- WIADOMOŚCI
Lukashenka shows up in Indonesia
Photo. President of the Republic of Belarus / https://president.gov.by/en
After 2020, Alyaksandr Lukashenka was supposed to be politically marginalised and reduced to a dependent executor of the Kremlin’s will. His visit to Indonesia shows something different: the Belarusian leader is still looking for space outside Europe, building contacts with the Global South and trying to prove that Minsk should not be seen only as an extension of Russia.
Lukashenka was received in Jakarta with full state protocol. The meeting with President Prabowo Subianto, the formal welcome ceremony, the honour escort, bilateral talks and the Indonesia–Belarus Cooperation Roadmap for 2026–2030 all matter for Minsk beyond the documents themselves. Belarus wants to show that despite sanctions, Western isolation and dependence on Russia, it still has access to major non-European partners.
Indonesia is not a random destination. It is Southeast Asia’s largest economy, a growing global player, a major food-security market and a state with a tradition of multi-vector diplomacy. For Lukashenka, this means room to discuss fertilisers, agricultural machinery, manufacturing, supply chains, technology and access to wider Eurasian trade links. For Indonesia, the relationship with Belarus appears mostly pragmatic: agriculture, food security, trade, industry and economic diversification.
It is also worth noting that Indonesia is not peripheral in defence politics. It is one of France’s important arms customers and a partner country of France’s military parade. This makes Lukashenka’s visit more symbolic. The leader of a sanctioned state is received with honours in a country where Western capitals, including Paris, are also trying to build influence. It shows that outside Europe, the isolation of Minsk has clear limits.
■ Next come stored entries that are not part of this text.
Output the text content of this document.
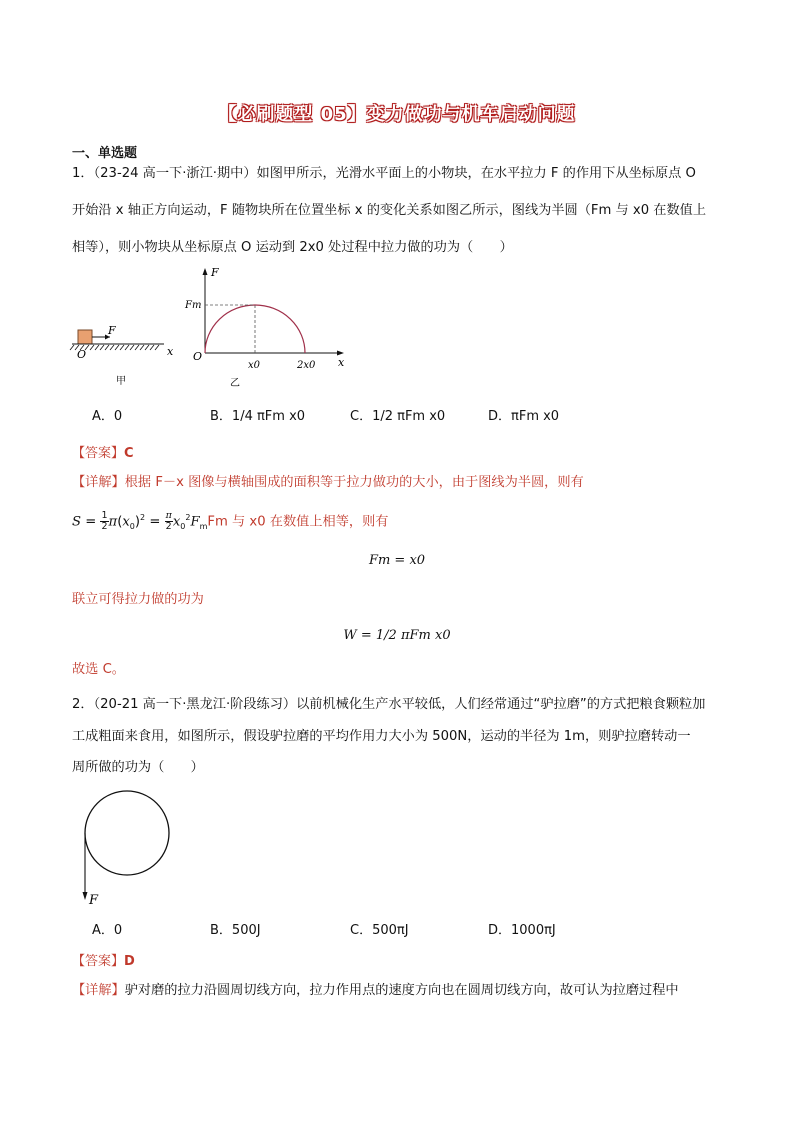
【必刷题型 05】变力做功与机车启动问题
一、单选题
1．（23-24 高一下·浙江·期中）如图甲所示，光滑水平面上的小物块，在水平拉力 F 的作用下从坐标原点 O
开始沿 x 轴正方向运动，F 随物块所在位置坐标 x 的变化关系如图乙所示，图线为半圆（Fm 与 x0 在数值上
相等），则小物块从坐标原点 O 运动到 2x0 处过程中拉力做的功为（　　）
F
O	x
甲
F
Fm
O
x0	2x0 x
乙
A．0	B．1/4 πFm x0	C．1/2 πFm x0	D．πFm x0
【答案】C
【详解】根据 F－x 图像与横轴围成的面积等于拉力做功的大小，由于图线为半圆，则有
$S = \frac{1}{2} \pi(x_0)^2 = \frac{\pi}{2} x_0^2F_mFm$ 与 x0 在数值上相等，则有
Fm = x0
联立可得拉力做的功为
W = 1/2 πFm x0
故选 C。
2．（20-21 高一下·黑龙江·阶段练习）以前机械化生产水平较低，人们经常通过“驴拉磨”的方式把粮食颗粒加
工成粗面来食用，如图所示，假设驴拉磨的平均作用力大小为 500N，运动的半径为 1m，则驴拉磨转动一
周所做的功为（　　）
F
A．0	B．500J	C．500πJ	D．1000πJ
【答案】D
【详解】驴对磨的拉力沿圆周切线方向，拉力作用点的速度方向也在圆周切线方向，故可认为拉磨过程中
Lukashenka is working on several tracks at the same time. He remains dependent on Russia, develops relations with China and searches for openings in Asia, Africa and the Global South. His aim is clear and obvious: to show that Belarus has not been fully locked inside Russia’s sphere and that Minsk can still conduct its own foreign policy, even within limits set by the Kremlin. The visit to Indonesia does not change Belarus’s strategic dependence on Moscow, but it helps Lukashenka tell the world that he is not simply standing under Putin’s boot.